Northern Ireland has a 3 year waiting list to see a Rheumy - I was marked urgent and he requested a Dexa scan - only a bone density scan - was seen and scanned in about 4 months
Sorry think I must have been asleep.still. is it worth phoning the department and saying you will take a short notice cancellation?
That’s definitely worth doing as when l had my last one the Receptionist was ringing patients all the time l was waiting.
It's sometimes a good way to jump the queue.
Also my last visit with a new Rheumatologist was woeful. I was trying to suggest that instead of PMR that I had Palindromic Rheumatism which my GP also supported. The Rheumy ignored me, didn't ask me how I was, how I had been, how my flares were - he just kept saying "you have to get off the steroids - you are a young man". And I thought - considering he is treating me for PMR which can last up to 6+ years and which Pred is the only medication that helps - what will I do for the other 5 years?
Bit bitter this morning having slipped overnight into another decade of my life - without any great aplomb either! What's it all about Alfie???
Postcode lottery again I suspect. It depends on the availability of the machines where you live. My husband's department had one that was nearing the end of its useful life - it was already financed and the technical staff in place, all that as needed was the capital cost. He had charity funding on offer - the Trust said it wasn't good enough as the ongoing costs weren't covered!! No new machine and it was only a matter of time before the old one died.

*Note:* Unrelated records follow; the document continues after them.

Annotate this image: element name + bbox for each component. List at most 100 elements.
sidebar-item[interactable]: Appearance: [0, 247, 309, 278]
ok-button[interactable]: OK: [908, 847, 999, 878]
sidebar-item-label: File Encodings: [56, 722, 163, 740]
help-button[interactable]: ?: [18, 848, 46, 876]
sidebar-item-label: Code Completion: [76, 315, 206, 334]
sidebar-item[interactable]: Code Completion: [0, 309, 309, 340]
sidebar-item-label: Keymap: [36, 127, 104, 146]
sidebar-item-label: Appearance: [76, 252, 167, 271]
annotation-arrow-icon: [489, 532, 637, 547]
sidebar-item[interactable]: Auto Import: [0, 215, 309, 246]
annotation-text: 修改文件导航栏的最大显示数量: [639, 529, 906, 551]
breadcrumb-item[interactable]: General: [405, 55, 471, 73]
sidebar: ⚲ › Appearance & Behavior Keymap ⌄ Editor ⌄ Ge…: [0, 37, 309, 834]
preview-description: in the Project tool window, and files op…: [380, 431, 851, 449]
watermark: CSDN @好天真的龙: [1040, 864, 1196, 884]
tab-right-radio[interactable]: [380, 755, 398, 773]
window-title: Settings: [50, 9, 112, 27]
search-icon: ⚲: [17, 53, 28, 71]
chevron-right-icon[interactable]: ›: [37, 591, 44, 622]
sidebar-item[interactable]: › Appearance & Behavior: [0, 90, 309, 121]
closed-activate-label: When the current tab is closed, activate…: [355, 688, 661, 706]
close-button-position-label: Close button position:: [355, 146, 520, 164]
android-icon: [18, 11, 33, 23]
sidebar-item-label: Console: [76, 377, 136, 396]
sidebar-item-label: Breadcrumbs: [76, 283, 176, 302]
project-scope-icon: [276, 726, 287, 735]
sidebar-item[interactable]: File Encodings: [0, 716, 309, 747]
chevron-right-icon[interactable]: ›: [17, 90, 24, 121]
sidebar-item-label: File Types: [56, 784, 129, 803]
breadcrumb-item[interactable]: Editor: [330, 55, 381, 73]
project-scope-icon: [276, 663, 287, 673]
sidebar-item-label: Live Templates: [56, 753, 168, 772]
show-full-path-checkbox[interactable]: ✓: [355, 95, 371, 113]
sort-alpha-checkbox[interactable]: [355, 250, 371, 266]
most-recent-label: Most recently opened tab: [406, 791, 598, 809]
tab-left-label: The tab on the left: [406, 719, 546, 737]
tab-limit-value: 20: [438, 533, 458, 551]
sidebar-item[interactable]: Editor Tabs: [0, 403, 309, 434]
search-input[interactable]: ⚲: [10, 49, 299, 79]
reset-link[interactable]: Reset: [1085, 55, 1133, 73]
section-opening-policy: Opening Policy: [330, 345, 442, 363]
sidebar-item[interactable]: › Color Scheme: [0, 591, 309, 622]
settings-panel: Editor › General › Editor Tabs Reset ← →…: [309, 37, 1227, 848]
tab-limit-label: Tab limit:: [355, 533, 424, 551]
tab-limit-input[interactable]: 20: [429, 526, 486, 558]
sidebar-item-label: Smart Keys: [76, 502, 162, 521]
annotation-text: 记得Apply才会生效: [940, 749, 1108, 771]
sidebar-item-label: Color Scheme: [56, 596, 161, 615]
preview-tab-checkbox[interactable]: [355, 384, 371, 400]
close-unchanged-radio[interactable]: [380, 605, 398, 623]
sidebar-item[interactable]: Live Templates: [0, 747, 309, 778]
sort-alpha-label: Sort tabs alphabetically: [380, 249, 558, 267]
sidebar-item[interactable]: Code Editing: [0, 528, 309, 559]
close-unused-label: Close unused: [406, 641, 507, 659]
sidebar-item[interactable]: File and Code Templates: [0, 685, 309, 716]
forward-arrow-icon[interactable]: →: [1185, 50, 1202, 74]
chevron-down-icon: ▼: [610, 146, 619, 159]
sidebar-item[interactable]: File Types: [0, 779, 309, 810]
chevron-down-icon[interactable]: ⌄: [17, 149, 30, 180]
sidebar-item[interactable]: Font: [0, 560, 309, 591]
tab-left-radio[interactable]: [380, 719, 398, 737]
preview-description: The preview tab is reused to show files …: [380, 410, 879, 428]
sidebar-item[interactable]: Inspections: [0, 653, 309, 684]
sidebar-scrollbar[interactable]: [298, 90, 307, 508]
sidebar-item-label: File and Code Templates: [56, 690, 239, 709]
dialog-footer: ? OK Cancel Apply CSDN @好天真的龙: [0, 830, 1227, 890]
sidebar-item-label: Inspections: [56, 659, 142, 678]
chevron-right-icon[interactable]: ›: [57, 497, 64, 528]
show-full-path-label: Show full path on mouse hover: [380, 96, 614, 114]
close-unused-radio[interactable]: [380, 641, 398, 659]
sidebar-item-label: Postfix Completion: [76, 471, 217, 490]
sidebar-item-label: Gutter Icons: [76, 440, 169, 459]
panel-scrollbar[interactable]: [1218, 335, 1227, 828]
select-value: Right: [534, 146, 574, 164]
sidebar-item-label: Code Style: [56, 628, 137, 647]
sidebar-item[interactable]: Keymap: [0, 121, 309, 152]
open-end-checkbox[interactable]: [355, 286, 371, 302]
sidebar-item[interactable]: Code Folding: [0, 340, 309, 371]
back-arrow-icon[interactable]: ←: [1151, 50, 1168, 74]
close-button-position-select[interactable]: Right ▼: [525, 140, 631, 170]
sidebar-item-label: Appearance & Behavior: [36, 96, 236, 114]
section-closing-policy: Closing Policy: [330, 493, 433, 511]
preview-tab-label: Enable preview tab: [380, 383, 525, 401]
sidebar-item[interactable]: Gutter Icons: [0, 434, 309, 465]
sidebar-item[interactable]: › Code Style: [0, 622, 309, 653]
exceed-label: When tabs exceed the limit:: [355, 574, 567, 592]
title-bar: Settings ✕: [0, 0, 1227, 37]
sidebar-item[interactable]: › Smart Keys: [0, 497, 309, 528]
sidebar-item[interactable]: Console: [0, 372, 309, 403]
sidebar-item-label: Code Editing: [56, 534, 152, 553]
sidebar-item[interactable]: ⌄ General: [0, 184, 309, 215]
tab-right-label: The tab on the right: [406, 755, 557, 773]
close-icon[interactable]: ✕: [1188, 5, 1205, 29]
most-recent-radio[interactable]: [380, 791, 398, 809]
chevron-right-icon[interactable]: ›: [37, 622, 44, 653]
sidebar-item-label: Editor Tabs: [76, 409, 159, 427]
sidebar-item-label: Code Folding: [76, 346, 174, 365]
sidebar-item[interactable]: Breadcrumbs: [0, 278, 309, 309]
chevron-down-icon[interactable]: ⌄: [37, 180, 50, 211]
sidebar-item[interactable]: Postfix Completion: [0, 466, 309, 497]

In my area we fundraised for a machine. I was talking to the lady who operates it and she said it is used by a huge area, so there is a massive demand. We would not have it at all if it were not for a lot of generous people supporting it. Camilla, Prince Charles’ wife, opened it as I believe her mother had bad osteoporosis.
Mine took about 2 months from my GP asking for one.
I'm southwest UK, and GP reluctant at first to request, as thought it would be refused by hospital, but I said I didn't want to take AA unless indicated. I had about a 3 week wait, and had scan this week. I think it's so important to have a baseline...GP thinks I'll be through PMR in 18months...and I hope she's right, but it looks like average is 4-5 yrs, so a lot can happen to bones in that time, hence baseline important.
Have you asked her how many patients with PMR she has had?
No, but I have a couple of GP friends too who seem to think that in the cases they see, that PMR resolves more quickly in 'younger' patients....time will tell, I guess!
Haha - that always makes me laugh ironically. I was 51 when mine started. It hadn't gone in 5 years - not sure it's gone in 15 years either!
I'm also in the South West and only waited 5 weeks for my Dexa Scan !
I started taking the alendronic acid when first diagnosed with PMR back in March 2016. I was more obedient then.....or was it blissful ignorance! After I learned more about it I stopped and requested a dexa scan. Don’t understand why it’s not offered before pred treatment but assuming it’s resources. Here in Edinburgh it was a 48 week wait back then. My GP wrote saying I was 56 years old female, on pred, not taking AA and I got my appointment within a month! The radiologist explained that when reading that a red flag would have been put against my name hence the urgent appointment. All was good with my bones and I requested a second one which I had within 5 weeks back in January. All still well so just shows we don’t all need AA, despite the automatic prescribing.
Perhaps request your GP words his referral letter more carefully! Good luck.
Thank you for your comments. My doctor was away and I saw another doctor in the practice. She sent the referral. I think I will see my own doctor who has been brilliant, and see what he can do. I appreciate this forum, otherwise we would be kept in the dark about how to proceed in relation to PMR.